When he was in the studio, however, DeSimone proved he was equally adept at firm operations as he was with building codes. He also showed that his respect for coworkers matched that for his clients.
“Berry is a compassionate, down-to-earth leader,” said Legat Director of Marketing and Business Development Jody Boyce. “If he’s in a cabinet meeting or if he’s doing one of his quarterly studio visits, he wants to hear what everyone at the table has to say.”
After Sronkoski left the Oak Brook office to open Legat’s Chicago studio in 1996, DeSimone served as the DuPage studio director for three years.
In 2010, the firm appointed DeSimone its chief operating officer. DeSimone’s contributions to that role led to the appointment of him as president and CEO earlier this year as part of a leadership transition.
Zach Wiese, who took over the role of director of operations during the transition, worked closely with DeSimone for more than 10 years.

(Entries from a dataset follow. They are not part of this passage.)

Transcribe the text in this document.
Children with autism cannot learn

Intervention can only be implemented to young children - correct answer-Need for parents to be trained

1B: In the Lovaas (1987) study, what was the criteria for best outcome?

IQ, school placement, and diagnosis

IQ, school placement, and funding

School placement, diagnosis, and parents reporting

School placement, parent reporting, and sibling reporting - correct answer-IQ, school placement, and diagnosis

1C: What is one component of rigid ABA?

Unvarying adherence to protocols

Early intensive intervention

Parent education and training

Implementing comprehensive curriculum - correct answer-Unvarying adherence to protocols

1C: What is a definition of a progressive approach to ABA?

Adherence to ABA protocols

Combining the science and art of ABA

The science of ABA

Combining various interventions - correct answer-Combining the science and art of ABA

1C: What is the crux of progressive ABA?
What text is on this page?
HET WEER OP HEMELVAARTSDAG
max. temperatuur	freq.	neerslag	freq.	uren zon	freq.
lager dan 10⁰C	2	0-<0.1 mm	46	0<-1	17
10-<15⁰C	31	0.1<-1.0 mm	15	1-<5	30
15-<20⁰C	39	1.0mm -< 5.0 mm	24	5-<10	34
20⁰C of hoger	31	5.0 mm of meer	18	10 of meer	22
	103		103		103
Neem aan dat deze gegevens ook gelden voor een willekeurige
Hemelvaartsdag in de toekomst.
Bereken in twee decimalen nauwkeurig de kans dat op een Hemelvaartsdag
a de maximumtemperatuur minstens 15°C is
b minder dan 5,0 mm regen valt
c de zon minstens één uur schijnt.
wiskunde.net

“Berry gave me the independence to figure out solutions to building code challenges on my own, but he was always there as a resource,” said Wiese. “He treats everyone with the same level of respect, whether it’s a brand-new employee or a veteran.”
Temporary Expectations, Enduring Results
When DeSimone walked through the door of Legat’s new Oak Brook studio in 1992, he did not expect to stay long.
“I was coming from a tight-knit firm of a dozen people and Legat was four times that size,” he said. “I thought it might be too corporate and stuffy.”
The experience defied his expectations.
DeSimone and Sronkoski, only in their forties at the time, were the studio’s oldest members. Most of their coworkers were in their twenties. Their energy and dedication rubbed off on DeSimone … and the entire firm.
“What kept me here was the people,” said DeSimone. “They struck me as genuine, and their commitment to each other and to good work was something I needed to be part of.”
Since becoming president and CEO in January of this year, DeSimone has steered a strategic plan aimed at reenergizing the firm and reinforcing its reputation for strong design and employee support.
“For me,” he said, “this is about getting everything aligned to run as smoothly as possible so I can pass the baton to the next generation of leadership on solid ground. I’m sitting here today because this is my way of giving back for all the opportunities Legat gave me.”